One of these people is Florian Jalaboi. He returned home from Afghanistan in 2012. Before that, in the 1990s, he was deployed as a peacekeeper in Bosnia and Herzegovina. The army is his profession, and always has been. But today, Jalaboi can no longer perform his duties, and the Romanian army has granted him early retirement.
The fact that Jalaboi cannot continue working due to the debilitating symptoms he experiences as a consequence of PTSD isn’t mentioned anywhere in his discharge papers. As in most other cases, his story will probably be hushed up. Speaking publicly about his disease in the newspaper “Gândul” did not have the desired impact. And Romanian society doesn’t seem to have shown much of a reaction either. Jalaboi, who says he no longer wants to talk to the press, says his “confession” only caused him more trouble.
It’s difficult to find an active soldier willing to talk about the inner workings of the Romanian military. “PTSD is not taken seriously,” says one anonymous member of the army. He served for three years in Kosovo and Afghanistan. While he did not develop PTSD, he knows about the problem. “People who get traumatized do not get the necessary support,” he says.
After the fall of the Iron curtain, the Romanian military made the difficult transition from a militia to a professional army. It’s one of the few state institutions that can still count on the trust and support of the Romanian population: It stands alone amid the deterioration of political institutions, which have long been associated with corruption and scandals, since Romanian soldiers fight side-by-side with Western armies as equals.

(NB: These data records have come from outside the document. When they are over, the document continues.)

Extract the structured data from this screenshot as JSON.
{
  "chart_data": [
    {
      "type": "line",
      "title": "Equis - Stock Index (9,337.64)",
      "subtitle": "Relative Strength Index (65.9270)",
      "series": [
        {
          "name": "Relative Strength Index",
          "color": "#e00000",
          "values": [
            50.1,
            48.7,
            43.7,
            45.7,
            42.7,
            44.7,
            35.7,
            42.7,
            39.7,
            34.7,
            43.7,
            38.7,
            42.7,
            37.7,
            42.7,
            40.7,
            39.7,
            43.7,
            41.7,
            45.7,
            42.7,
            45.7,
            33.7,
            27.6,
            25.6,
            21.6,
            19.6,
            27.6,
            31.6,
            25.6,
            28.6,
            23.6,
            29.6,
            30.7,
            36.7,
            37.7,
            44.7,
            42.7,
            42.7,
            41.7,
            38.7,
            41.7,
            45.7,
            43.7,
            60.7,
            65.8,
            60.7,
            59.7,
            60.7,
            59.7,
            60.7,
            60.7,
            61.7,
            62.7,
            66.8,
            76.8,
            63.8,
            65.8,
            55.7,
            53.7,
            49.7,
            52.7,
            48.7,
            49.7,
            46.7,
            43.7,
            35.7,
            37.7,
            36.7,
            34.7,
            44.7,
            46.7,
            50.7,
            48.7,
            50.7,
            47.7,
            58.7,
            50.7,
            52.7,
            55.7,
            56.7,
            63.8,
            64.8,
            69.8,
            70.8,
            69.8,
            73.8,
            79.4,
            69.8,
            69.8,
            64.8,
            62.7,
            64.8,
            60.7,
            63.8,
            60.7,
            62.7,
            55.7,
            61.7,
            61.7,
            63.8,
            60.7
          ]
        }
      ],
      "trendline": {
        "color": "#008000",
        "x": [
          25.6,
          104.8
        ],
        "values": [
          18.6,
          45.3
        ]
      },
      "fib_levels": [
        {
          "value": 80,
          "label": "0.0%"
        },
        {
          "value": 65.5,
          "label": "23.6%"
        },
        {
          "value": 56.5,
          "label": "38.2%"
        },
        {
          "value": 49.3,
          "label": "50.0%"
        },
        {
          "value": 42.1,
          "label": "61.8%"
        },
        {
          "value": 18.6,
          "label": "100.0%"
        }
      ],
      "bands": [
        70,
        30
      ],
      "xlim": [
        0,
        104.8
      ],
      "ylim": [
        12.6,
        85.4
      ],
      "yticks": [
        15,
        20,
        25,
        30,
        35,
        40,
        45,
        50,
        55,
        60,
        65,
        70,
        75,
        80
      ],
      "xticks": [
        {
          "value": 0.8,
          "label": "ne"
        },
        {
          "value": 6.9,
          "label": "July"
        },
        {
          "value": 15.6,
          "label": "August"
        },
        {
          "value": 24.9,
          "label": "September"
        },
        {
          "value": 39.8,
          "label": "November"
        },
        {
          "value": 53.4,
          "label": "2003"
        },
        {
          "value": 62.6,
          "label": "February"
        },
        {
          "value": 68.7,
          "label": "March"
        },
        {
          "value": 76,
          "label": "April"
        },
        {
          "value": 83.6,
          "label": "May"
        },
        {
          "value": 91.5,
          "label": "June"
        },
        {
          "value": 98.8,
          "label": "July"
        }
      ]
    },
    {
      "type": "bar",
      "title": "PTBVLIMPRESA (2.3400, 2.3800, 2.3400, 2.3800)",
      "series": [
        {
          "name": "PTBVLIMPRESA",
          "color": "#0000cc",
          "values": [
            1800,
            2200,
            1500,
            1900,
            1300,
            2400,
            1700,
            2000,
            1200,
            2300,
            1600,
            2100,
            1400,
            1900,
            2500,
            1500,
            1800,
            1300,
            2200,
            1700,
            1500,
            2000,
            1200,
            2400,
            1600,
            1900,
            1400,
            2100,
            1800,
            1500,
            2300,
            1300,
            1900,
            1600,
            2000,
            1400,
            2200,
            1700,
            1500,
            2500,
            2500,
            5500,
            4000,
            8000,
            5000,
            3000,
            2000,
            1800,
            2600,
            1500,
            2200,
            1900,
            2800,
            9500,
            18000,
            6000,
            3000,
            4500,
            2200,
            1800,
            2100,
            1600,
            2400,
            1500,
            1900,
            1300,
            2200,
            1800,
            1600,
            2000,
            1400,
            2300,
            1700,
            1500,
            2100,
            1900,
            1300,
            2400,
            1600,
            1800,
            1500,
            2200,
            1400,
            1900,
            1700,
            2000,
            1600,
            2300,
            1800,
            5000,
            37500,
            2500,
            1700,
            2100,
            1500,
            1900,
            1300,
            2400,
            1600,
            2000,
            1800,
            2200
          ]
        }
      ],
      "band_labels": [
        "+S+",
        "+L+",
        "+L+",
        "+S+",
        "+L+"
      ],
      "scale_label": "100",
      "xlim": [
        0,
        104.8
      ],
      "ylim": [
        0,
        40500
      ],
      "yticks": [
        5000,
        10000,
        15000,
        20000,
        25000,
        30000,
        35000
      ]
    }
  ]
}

Weakness has no place in the image of this poor, but reliable NATO partner. Statements given by members of the Romanian army underline this fact: the Romanian soldier is “healthy, qualified, well prepared and shows no fear,” a military psychologist told the newspaper “Gândul”. Romanian humour is supposed to act as a psychological guard against the cruelties they witness, ruling out the possibility of traumatization.
Dr. Diaconu, the psychiatrist in Bucharest, disagrees. He believes the Romanian army demonstrates a “dangerous level of neglect of their own employees”, because there is no place for people suffering from PTSD to go where they can – in his words — “mentally decontaminate themselves”. This fact becomes all the more important given that trauma can also be triggered months after the experience that caused it. For example, injuries sustained in a car accident may suddenly trigger memories of mine explosions.
Veterans living with the symptoms of PTSD don’t just lack treatment options. They also may face financial problems. As cases of PTSD are not envisaged in the Romanian army, it does not offer sufferers any professional assistance. A traumatized professional soldier who has to retire from the army may find himself without financial help or employment prospects. Florian Jalaboi was granted a pension that amounts to roughly 150 euros.
This is one of the reasons why Dr. Gabriel Diaconu believes traumatized soldiers may return to war. And because the Romanian army refuses to discuss the problem of PTSD publicly, he says it accepts the fact that “time bombs” are released back into civilian life.